What we can see in the nearer term is that, whatever the composition of the Index, the public and institutional expectations of a listed company are changing fast. Being a constituent of the Index will require more than just meeting the listing requirements in terms of market cap and financial probity.

Environmental, social and governance (ESG) investing is becoming a central part of the investment market.

In the five years between 2014 and 2019 money pouring into ESG products increased by nearly 2500 per cent. By October 2019, £4.4 billion had already been invested in UK ESG funds that year alone. 70 per cent of this £4.4 billion was invested in active funds as opposed to passive. That means there are a lot of portfolio managers who are having to make decisions using more than the measuring tape of revenue targets, margins, market share and dividend growth.

With the consumer sector rising as a whole to be the second largest sector constituent of the FTSE 100, ESG focus is driven by, and driving, conscious consumerism. A 2016 Deloitte study found that 56 per cent of millennials will exclude unsustainable companies from their shopping lists. Giants like Unilever have met this head on.

The company reported: “In 2018, our 28 Sustainable Living Brands – those taking action to support positive change for people and the planet – grew 69% faster than the rest of our business. That’s up from 46% in 2017. They also delivered 75% of our overall growth.”

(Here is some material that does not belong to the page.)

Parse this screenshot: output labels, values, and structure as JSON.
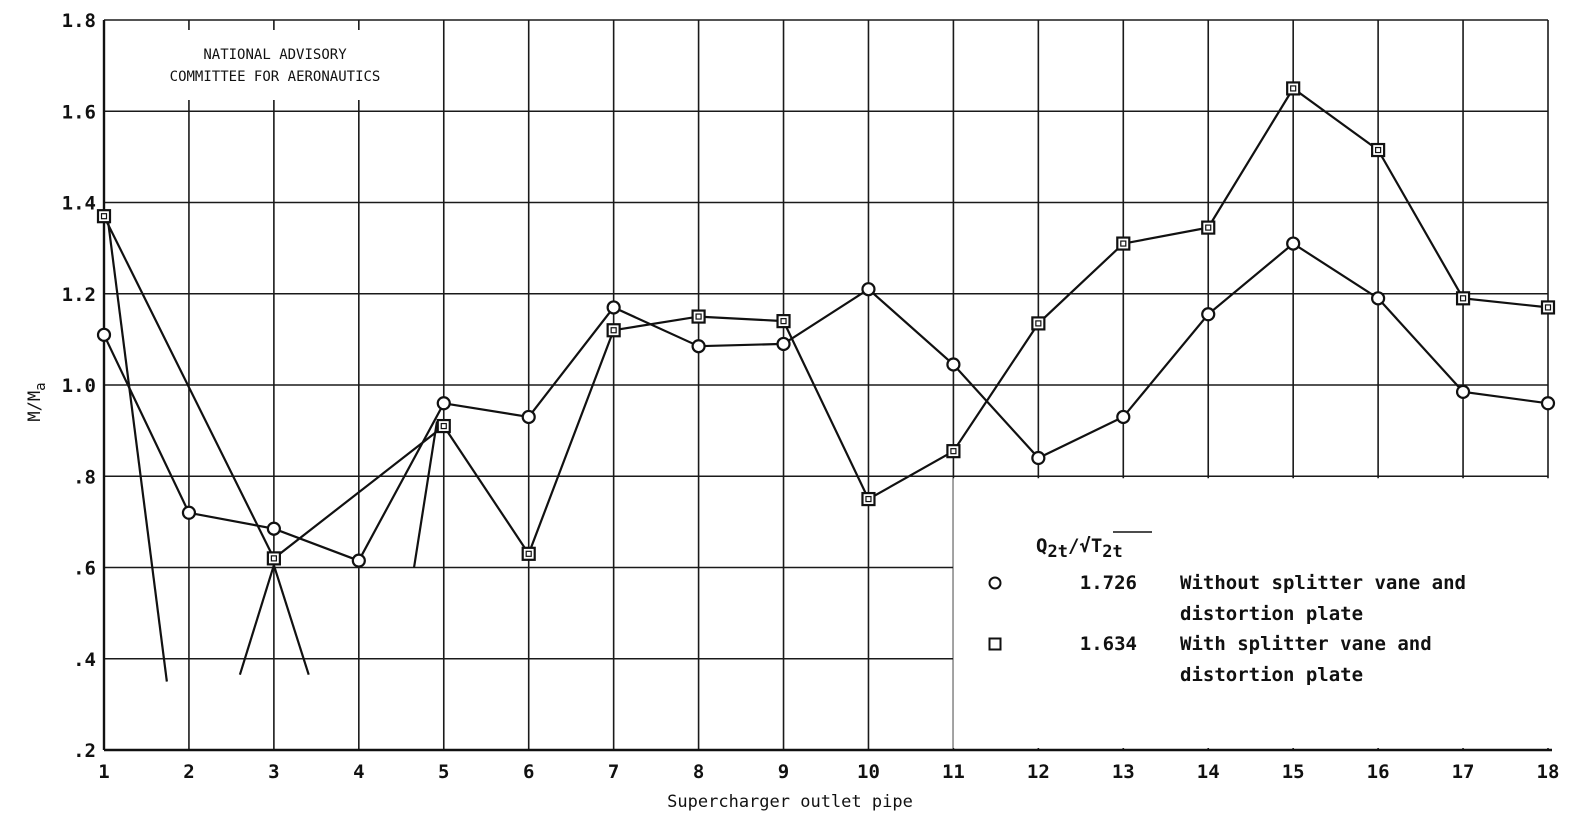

And it’s not just consumers who will be driving companies to commit to higher standards. Global organisations are constantly in fierce competition to attract and retain the best talent. The 2018 Deloitte Millennial Survey found that 40 per cent of those polled believe the goal of businesses should be to “improve society”.

The ESG investment agenda and change in consumer behaviour come together in a new frontier for activism: pensions. It’s why the Index will matter more than ever in the 2020s.

The next decade will see the ‘Great Wealth Transfer’ from ‘boomers’ to ‘millennials’. The UK housing market is worth over £7 trillion and even if inheritance tax takes a chunk out of it there is still set to be a wave of money changing hands.

When this money passes to the next generation they will be investing with a very different set of criteria. They want transparency and accountability from the companies in which they work and invest. They will demand more impactful investment options via their company pension schemes, choose their banking provider differently, and will have a lot longer to exert their influence thanks to increasing life expectancy.

Over the next decade membership of the Index will mean that a company is prepared to stand up and be counted – in every sense.